Dear Hector was intended to be a stand alone romance about an exchange of notes and cards. It ended with Geraldine setting off to meet Hector for the first time, and a reader wrote in to ask what happened next – could we do a sequel? It’s the first time I’ve returned to a set of characters, but I enjoyed it so much that there’s a third instalment on the way…
You come up with some very unusual story ideas. For example It’s My Life about the history of the circus (coming soon in Special 162). It’s the question writers dread: where do you get your ideas from?
The Geraldine stories came from the fact that a lot of people in the countryside where I live sell home-grown produce outside their houses – I sell apples. The lady I get eggs from left a note on her stand explaining that she’d been too ill to put the eggs out. That gave me the idea of Hector and Geraldine leaving notes for each other on her egg cart.
It’s My Life must have required lots of research. Do you enjoy that?
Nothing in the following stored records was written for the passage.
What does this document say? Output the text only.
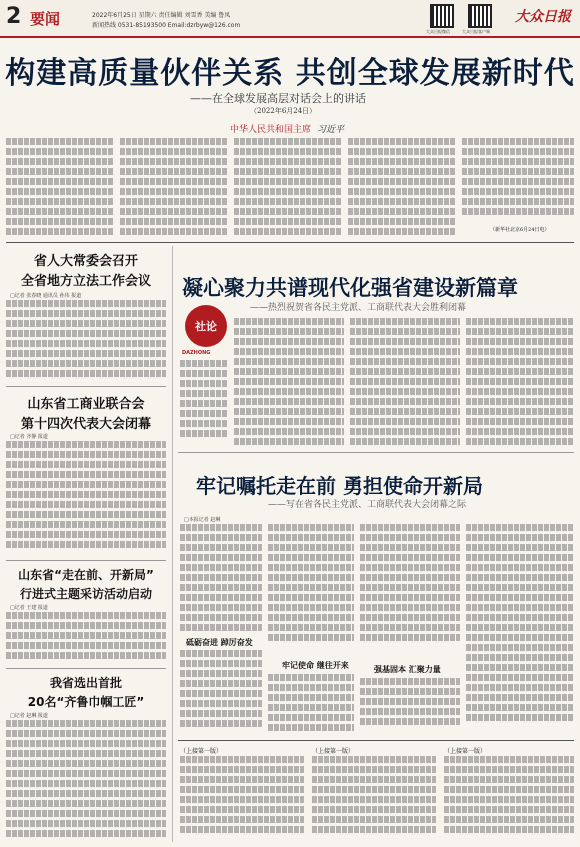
2 要闻	2022年6月25日 星期六 责任编辑 刘雪香 美编 鲁凤
新闻热线 0531-85193500 Email:dzrbyw@126.com
大众日报微信	大众日报客户端
大众日报
构建高质量伙伴关系 共创全球发展新时代
——在全球发展高层对话会上的讲话
（2022年6月24日）
中华人民共和国主席 习近平
（新华社北京6月24日电）
省人大常委会召开
全省地方立法工作会议
□记者 张春晓 通讯员 孙伟 报道
山东省工商业联合会
第十四次代表大会闭幕
□记者 齐静 报道
山东省“走在前、开新局”
行进式主题采访活动启动
□记者 王建 报道
我省选出首批
20名“齐鲁巾帼工匠”
□记者 赵琳 报道
凝心聚力共谱现代化强省建设新篇章
——热烈祝贺省各民主党派、工商联代表大会胜利闭幕
社论
DAZHONG
牢记嘱托走在前 勇担使命开新局
——写在省各民主党派、工商联代表大会闭幕之际
□本报记者 赵琳
砥砺奋进 踔厉奋发
牢记使命 继往开来	强基固本 汇聚力量
（上接第一版）	（上接第一版）	（上接第一版）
Is it a necessary evil?
The circus story was more a case of pre-search than research. Several years ago I wrote a non-fiction book called Circus Mania, based on interviews with acrobats, clowns and lion tamers. So all the circus info in It‘s My Life was based on real events that were already in my head.
Notebook and pencil or laptop? Kitchen table or study? Blank wall or inspiring view?
I always write on the computer in my office. I call it an office not a study because it’s where I go to work. I’ve got a big window but the sill is at head height when I’m sitting down so my view is just sky.
And a PS: What’s your one top tip for aspiring writers?
Pick subject matter that intrigues you and that you really want to tell people about.